The lawyer, Navy Lt. Cmdr. William Kuebler, made the allegation at a pretrial hearing at the U.S. military base in Guantanamo.
Kuebler was arguing for access to the military commander, who has been identified only as Col. W., as well as for details about interrogations that could help clear his client of war-crimes charges, he said.
Omar Khadr was interrogated after he was captured following a gunfight with U.S. troops.
Khadr, the Toronto-born son of an alleged al Qaeda financier, is in Guantanamo Bay awaiting trial on murder and conspiracy charges based on allegations he threw a grenade during the firefight in 2002, killing one of the U.S. soldiers. He was just 15 at the time.
The military commander's official report, the day after the raid, initially said the assailant who lobbed the grenade was killed, which would clear Khadr of suspicion.
The report was altered months later, under the same date.
The revised report said a U.S. fighter had only "engaged" the assailant, Kuebler alleged.
Kuebler said prosecutors offered him the revised version as an "updated document."
Kuebler told reporters after the hearing that it appears "the government manufactured evidence to make it look like Omar was guilty.''
But Army Col. Bruce Pagel, the deputy chief prosecutor for the Guantanamo tribunals, dismissed those suggestions, saying the government didn't fabricate evidence.
Pagel would not discuss the report further, citing it as trial evidence.
Dennis Edney, Khadr's Canadian lawyer, suggested on CTV's Canada AM that U.S. prosecutors are relying on statements that were extracted from Khadr under duress in 2002 at Bagram prison.
Edney said two other prisoners actually died from interrogation tactics during the period Khadr was at the prison.
The lawyers want the interrogators named as part of their efforts to determine whether Khadr was forced into making the statements.

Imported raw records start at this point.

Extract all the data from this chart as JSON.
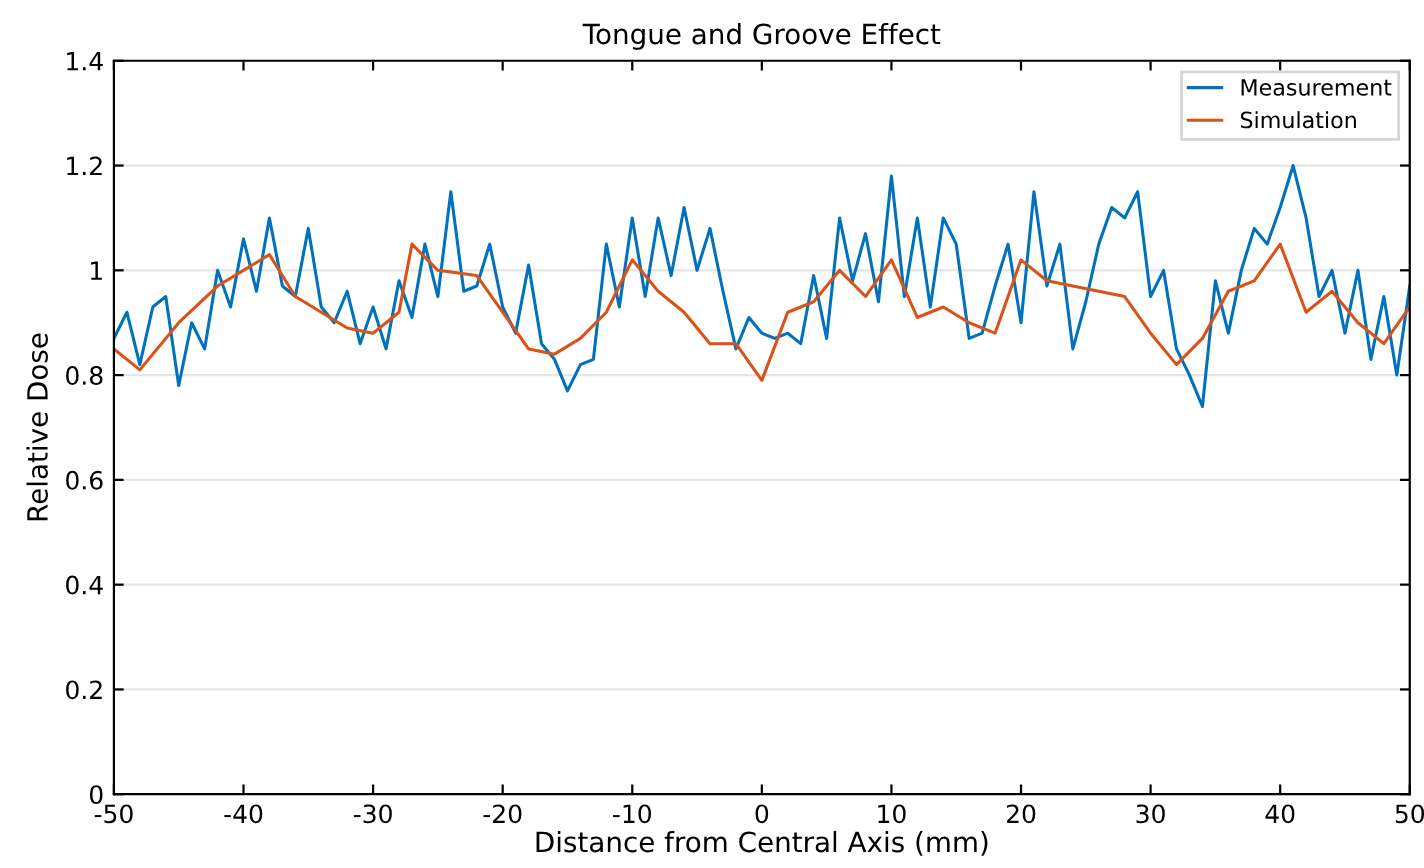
{
  "chart_data": {
    "type": "line",
    "title": "Tongue and Groove Effect",
    "xlabel": "Distance from Central Axis (mm)",
    "ylabel": "Relative Dose",
    "xlim": [
      -50,
      50
    ],
    "xticks": [
      -50,
      -40,
      -30,
      -20,
      -10,
      0,
      10,
      20,
      30,
      40,
      50
    ],
    "ylim": [
      0,
      1.4
    ],
    "yticks": [
      0,
      0.2,
      0.4,
      0.6,
      0.8,
      1,
      1.2,
      1.4
    ],
    "grid": "y",
    "legend": "top right",
    "series": [
      {
        "name": "Measurement",
        "color": "#0072bd",
        "x": [
          -50,
          -49,
          -48,
          -47,
          -46,
          -45,
          -44,
          -43,
          -42,
          -41,
          -40,
          -39,
          -38,
          -37,
          -36,
          -35,
          -34,
          -33,
          -32,
          -31,
          -30,
          -29,
          -28,
          -27,
          -26,
          -25,
          -24,
          -23,
          -22,
          -21,
          -20,
          -19,
          -18,
          -17,
          -16,
          -15,
          -14,
          -13,
          -12,
          -11,
          -10,
          -9,
          -8,
          -7,
          -6,
          -5,
          -4,
          -3,
          -2,
          -1,
          0,
          1,
          2,
          3,
          4,
          5,
          6,
          7,
          8,
          9,
          10,
          11,
          12,
          13,
          14,
          15,
          16,
          17,
          18,
          19,
          20,
          21,
          22,
          23,
          24,
          25,
          26,
          27,
          28,
          29,
          30,
          31,
          32,
          33,
          34,
          35,
          36,
          37,
          38,
          39,
          40,
          41,
          42,
          43,
          44,
          45,
          46,
          47,
          48,
          49,
          50
        ],
        "values": [
          0.87,
          0.92,
          0.82,
          0.93,
          0.95,
          0.78,
          0.9,
          0.85,
          1.0,
          0.93,
          1.06,
          0.96,
          1.1,
          0.97,
          0.95,
          1.08,
          0.93,
          0.9,
          0.96,
          0.86,
          0.93,
          0.85,
          0.98,
          0.91,
          1.05,
          0.95,
          1.15,
          0.96,
          0.97,
          1.05,
          0.93,
          0.88,
          1.01,
          0.86,
          0.83,
          0.77,
          0.82,
          0.83,
          1.05,
          0.93,
          1.1,
          0.95,
          1.1,
          0.99,
          1.12,
          1.0,
          1.08,
          0.96,
          0.85,
          0.91,
          0.88,
          0.87,
          0.88,
          0.86,
          0.99,
          0.87,
          1.1,
          0.98,
          1.07,
          0.94,
          1.18,
          0.95,
          1.1,
          0.93,
          1.1,
          1.05,
          0.87,
          0.88,
          0.97,
          1.05,
          0.9,
          1.15,
          0.97,
          1.05,
          0.85,
          0.94,
          1.05,
          1.12,
          1.1,
          1.15,
          0.95,
          1.0,
          0.85,
          0.8,
          0.74,
          0.98,
          0.88,
          1.0,
          1.08,
          1.05,
          1.12,
          1.2,
          1.1,
          0.95,
          1.0,
          0.88,
          1.0,
          0.83,
          0.95,
          0.8,
          0.97
        ]
      },
      {
        "name": "Simulation",
        "color": "#d95319",
        "x": [
          -50,
          -48,
          -45,
          -42,
          -40,
          -38,
          -36,
          -34,
          -32,
          -30,
          -28,
          -27,
          -25,
          -22,
          -20,
          -18,
          -16,
          -14,
          -12,
          -10,
          -8,
          -6,
          -4,
          -2,
          0,
          2,
          4,
          6,
          8,
          10,
          12,
          14,
          16,
          18,
          20,
          22,
          24,
          26,
          28,
          30,
          32,
          34,
          36,
          38,
          40,
          42,
          44,
          46,
          48,
          50
        ],
        "values": [
          0.85,
          0.81,
          0.9,
          0.97,
          1.0,
          1.03,
          0.95,
          0.92,
          0.89,
          0.88,
          0.92,
          1.05,
          1.0,
          0.99,
          0.92,
          0.85,
          0.84,
          0.87,
          0.92,
          1.02,
          0.96,
          0.92,
          0.86,
          0.86,
          0.79,
          0.92,
          0.94,
          1.0,
          0.95,
          1.02,
          0.91,
          0.93,
          0.9,
          0.88,
          1.02,
          0.98,
          0.97,
          0.96,
          0.95,
          0.88,
          0.82,
          0.87,
          0.96,
          0.98,
          1.05,
          0.92,
          0.96,
          0.9,
          0.86,
          0.93
        ]
      }
    ]
  }
}
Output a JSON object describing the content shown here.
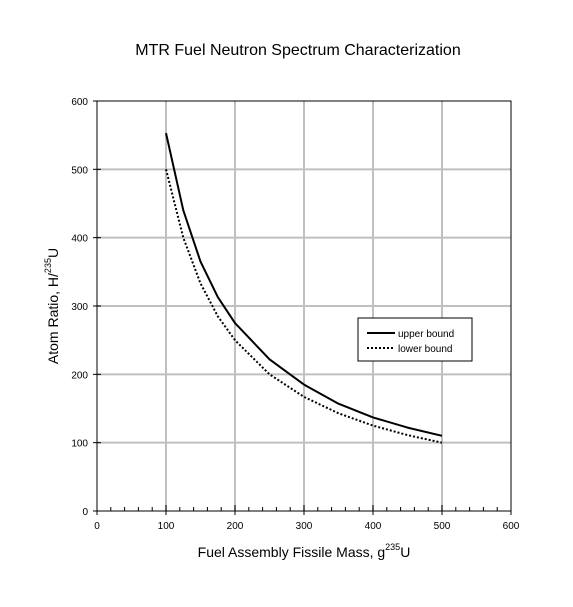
{
  "chart_data": {
    "type": "line",
    "title": "MTR Fuel Neutron Spectrum Characterization",
    "xlabel": {
      "text": "Fuel Assembly Fissile Mass, g",
      "sup": "235",
      "suffix": "U"
    },
    "ylabel": {
      "text": "Atom Ratio, H/",
      "sup": "235",
      "suffix": "U"
    },
    "xlim": [
      0,
      600
    ],
    "ylim": [
      0,
      600
    ],
    "x_major_ticks": [
      0,
      100,
      200,
      300,
      400,
      500,
      600
    ],
    "y_major_ticks": [
      0,
      100,
      200,
      300,
      400,
      500,
      600
    ],
    "x_minor_step": 20,
    "grid": "major",
    "legend_position": "right-middle",
    "series": [
      {
        "name": "upper bound",
        "style": "solid",
        "color": "#000000",
        "x": [
          100,
          125,
          150,
          175,
          200,
          250,
          300,
          350,
          400,
          450,
          500
        ],
        "y": [
          553,
          440,
          365,
          313,
          275,
          222,
          185,
          157,
          137,
          122,
          110
        ]
      },
      {
        "name": "lower bound",
        "style": "dotted",
        "color": "#000000",
        "x": [
          100,
          125,
          150,
          175,
          200,
          250,
          300,
          350,
          400,
          450,
          500
        ],
        "y": [
          500,
          400,
          333,
          285,
          250,
          200,
          167,
          143,
          125,
          111,
          100
        ]
      }
    ]
  }
}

Khadr's interrogators included members of a unit implicated in the December 2002 beating deaths of two Afghan detainees, named Dilawar and Habibullah, Kuebler said.
"We learned today that those interrogations were conducted by members of the military intelligence unit whose members were implicated in numerous allegations of detainee abuse in Bagram, and in fact the deaths of two detainees," Kuebler told Â鶹ӰÊÓnet from Guantanamo Bay.

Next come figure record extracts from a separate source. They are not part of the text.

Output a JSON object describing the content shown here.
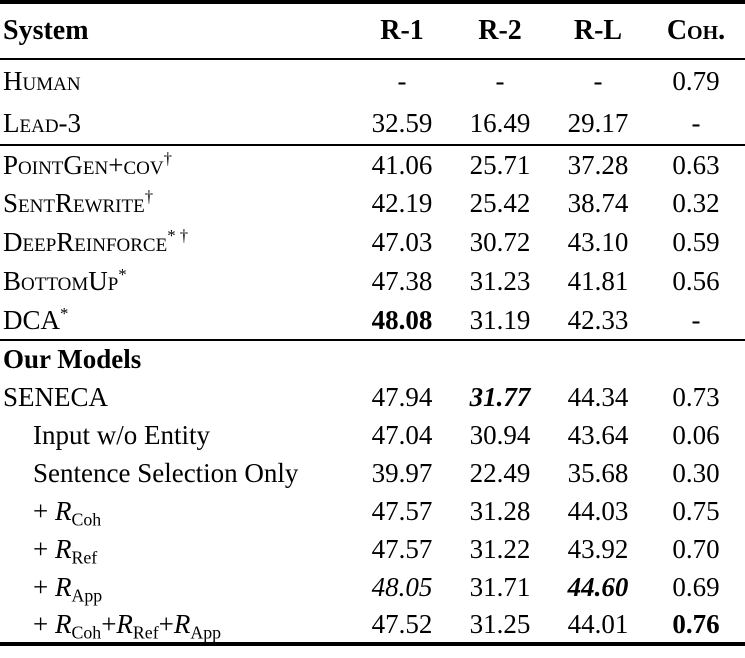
{
  "colors": {
    "background": "#ffffff",
    "text": "#000000",
    "rule": "#000000"
  },
  "table": {
    "header": {
      "system": "System",
      "cols": [
        {
          "t": "R-1",
          "s": "plain"
        },
        {
          "t": "R-2",
          "s": "plain"
        },
        {
          "t": "R-L",
          "s": "plain"
        },
        {
          "t": "Coh.",
          "s": "sc"
        }
      ]
    },
    "sections": [
      {
        "rows": [
          {
            "id": "human",
            "indent": false,
            "name": [
              {
                "t": "Human",
                "s": "sc"
              }
            ],
            "values": [
              {
                "t": "-",
                "s": "plain"
              },
              {
                "t": "-",
                "s": "plain"
              },
              {
                "t": "-",
                "s": "plain"
              },
              {
                "t": "0.79",
                "s": "plain"
              }
            ]
          },
          {
            "id": "lead-3",
            "indent": false,
            "name": [
              {
                "t": "Lead-3",
                "s": "sc"
              }
            ],
            "values": [
              {
                "t": "32.59",
                "s": "plain"
              },
              {
                "t": "16.49",
                "s": "plain"
              },
              {
                "t": "29.17",
                "s": "plain"
              },
              {
                "t": "-",
                "s": "plain"
              }
            ]
          }
        ]
      },
      {
        "rows": [
          {
            "id": "pointgen-cov",
            "indent": false,
            "name": [
              {
                "t": "PointGen+cov",
                "s": "sc"
              },
              {
                "t": "†",
                "s": "sup"
              }
            ],
            "values": [
              {
                "t": "41.06",
                "s": "plain"
              },
              {
                "t": "25.71",
                "s": "plain"
              },
              {
                "t": "37.28",
                "s": "plain"
              },
              {
                "t": "0.63",
                "s": "plain"
              }
            ]
          },
          {
            "id": "sentrewrite",
            "indent": false,
            "name": [
              {
                "t": "SentRewrite",
                "s": "sc"
              },
              {
                "t": "†",
                "s": "sup"
              }
            ],
            "values": [
              {
                "t": "42.19",
                "s": "plain"
              },
              {
                "t": "25.42",
                "s": "plain"
              },
              {
                "t": "38.74",
                "s": "plain"
              },
              {
                "t": "0.32",
                "s": "plain"
              }
            ]
          },
          {
            "id": "deepreinforce",
            "indent": false,
            "name": [
              {
                "t": "DeepReinforce",
                "s": "sc"
              },
              {
                "t": "* †",
                "s": "sup"
              }
            ],
            "values": [
              {
                "t": "47.03",
                "s": "plain"
              },
              {
                "t": "30.72",
                "s": "plain"
              },
              {
                "t": "43.10",
                "s": "plain"
              },
              {
                "t": "0.59",
                "s": "plain"
              }
            ]
          },
          {
            "id": "bottomup",
            "indent": false,
            "name": [
              {
                "t": "BottomUp",
                "s": "sc"
              },
              {
                "t": "*",
                "s": "sup"
              }
            ],
            "values": [
              {
                "t": "47.38",
                "s": "plain"
              },
              {
                "t": "31.23",
                "s": "plain"
              },
              {
                "t": "41.81",
                "s": "plain"
              },
              {
                "t": "0.56",
                "s": "plain"
              }
            ]
          },
          {
            "id": "dca",
            "indent": false,
            "name": [
              {
                "t": "DCA",
                "s": "plain"
              },
              {
                "t": "*",
                "s": "sup"
              }
            ],
            "values": [
              {
                "t": "48.08",
                "s": "b"
              },
              {
                "t": "31.19",
                "s": "plain"
              },
              {
                "t": "42.33",
                "s": "plain"
              },
              {
                "t": "-",
                "s": "plain"
              }
            ]
          }
        ]
      },
      {
        "rows": [
          {
            "id": "our-models-header",
            "indent": false,
            "name": [
              {
                "t": "Our Models",
                "s": "b"
              }
            ],
            "values": [
              {
                "t": "",
                "s": "plain"
              },
              {
                "t": "",
                "s": "plain"
              },
              {
                "t": "",
                "s": "plain"
              },
              {
                "t": "",
                "s": "plain"
              }
            ]
          },
          {
            "id": "seneca",
            "indent": false,
            "name": [
              {
                "t": "SENECA",
                "s": "plain"
              }
            ],
            "values": [
              {
                "t": "47.94",
                "s": "plain"
              },
              {
                "t": "31.77",
                "s": "bi"
              },
              {
                "t": "44.34",
                "s": "plain"
              },
              {
                "t": "0.73",
                "s": "plain"
              }
            ]
          },
          {
            "id": "input-wo-entity",
            "indent": true,
            "name": [
              {
                "t": "Input w/o Entity",
                "s": "plain"
              }
            ],
            "values": [
              {
                "t": "47.04",
                "s": "plain"
              },
              {
                "t": "30.94",
                "s": "plain"
              },
              {
                "t": "43.64",
                "s": "plain"
              },
              {
                "t": "0.06",
                "s": "plain"
              }
            ]
          },
          {
            "id": "sentence-selection-only",
            "indent": true,
            "name": [
              {
                "t": "Sentence Selection Only",
                "s": "plain"
              }
            ],
            "values": [
              {
                "t": "39.97",
                "s": "plain"
              },
              {
                "t": "22.49",
                "s": "plain"
              },
              {
                "t": "35.68",
                "s": "plain"
              },
              {
                "t": "0.30",
                "s": "plain"
              }
            ]
          },
          {
            "id": "r-coh",
            "indent": true,
            "name": [
              {
                "t": "+ ",
                "s": "plain"
              },
              {
                "t": "R",
                "s": "mi"
              },
              {
                "t": "Coh",
                "s": "sub"
              }
            ],
            "values": [
              {
                "t": "47.57",
                "s": "plain"
              },
              {
                "t": "31.28",
                "s": "plain"
              },
              {
                "t": "44.03",
                "s": "plain"
              },
              {
                "t": "0.75",
                "s": "plain"
              }
            ]
          },
          {
            "id": "r-ref",
            "indent": true,
            "name": [
              {
                "t": "+ ",
                "s": "plain"
              },
              {
                "t": "R",
                "s": "mi"
              },
              {
                "t": "Ref",
                "s": "sub"
              }
            ],
            "values": [
              {
                "t": "47.57",
                "s": "plain"
              },
              {
                "t": "31.22",
                "s": "plain"
              },
              {
                "t": "43.92",
                "s": "plain"
              },
              {
                "t": "0.70",
                "s": "plain"
              }
            ]
          },
          {
            "id": "r-app",
            "indent": true,
            "name": [
              {
                "t": "+ ",
                "s": "plain"
              },
              {
                "t": "R",
                "s": "mi"
              },
              {
                "t": "App",
                "s": "sub"
              }
            ],
            "values": [
              {
                "t": "48.05",
                "s": "i"
              },
              {
                "t": "31.71",
                "s": "plain"
              },
              {
                "t": "44.60",
                "s": "bi"
              },
              {
                "t": "0.69",
                "s": "plain"
              }
            ]
          },
          {
            "id": "r-coh-ref-app",
            "indent": true,
            "name": [
              {
                "t": "+ ",
                "s": "plain"
              },
              {
                "t": "R",
                "s": "mi"
              },
              {
                "t": "Coh",
                "s": "sub"
              },
              {
                "t": "+",
                "s": "plain"
              },
              {
                "t": "R",
                "s": "mi"
              },
              {
                "t": "Ref",
                "s": "sub"
              },
              {
                "t": "+",
                "s": "plain"
              },
              {
                "t": "R",
                "s": "mi"
              },
              {
                "t": "App",
                "s": "sub"
              }
            ],
            "values": [
              {
                "t": "47.52",
                "s": "plain"
              },
              {
                "t": "31.25",
                "s": "plain"
              },
              {
                "t": "44.01",
                "s": "plain"
              },
              {
                "t": "0.76",
                "s": "b"
              }
            ]
          }
        ]
      }
    ]
  }
}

"We've asked for information in the government's possession relating to detainee abuse at Bagram, we've asked for information in the government's possession relating to the names and identities of the interrogators who conducted interrogations of Omar in August and September of 2002," he added.
Edney said the charges against his client are based on flimsy evidence.
"As we now know, contrary to what the administration has been saying for years, there is no eyewitness who can say Omar Khadr threw a hand grenade at anybody," Edney said from Edmonton.
"And we also know Omar Khadr was not alone in that compound when it was attacked by the Americans."
He said Khadr was suffering from three bullet wounds, was made to sit up in bed during questioning, and was made to carry buckets of water up and down a hallway during his interrogation in Afghanistan.
"We also know he was used as a human mop to mop up urine and we know he was handcuffed and tied to the entrance of a doorway with his arms raised for long periods of time. It's that type of treatment he received and others received," Edney said.
At the pre-trial hearing on Thursday, Kuebler showed the judge a photograph of Khadr after he was captured. The image showed exit wounds in his chest from gunshots to his back.
"We're not talking about an adult of able physical and mental condition,'' he said.
Khadr's lawyers have argued he should never have been jailed with adults at the U.S. naval base in Cuba, and deserves more lenient treatment.
However, military prosecutors argue the men need to be held accountable, and say there is no age cutoff under the 2006 law that allowed the military to hold war crimes tribunals at Gitmo.
Lead prosecutor, Marine Corps Maj. Jeffrey Groharing, said Thursday that defence lawyers have not proved that speaking with individual interrogators would help their case.
He told the hearing that the government has already presented typewritten summaries of the Bagram interrogations.
The judge, Army Col. Peter Brownback, is expected to rule on most of the defence motions by late Friday. The trial is currently scheduled for May but the defence's evidence-related requests could delay proceedings.
Brownback also told prosecutors to provide the defence official correspondence on the case between the U.S. and Canadian governments.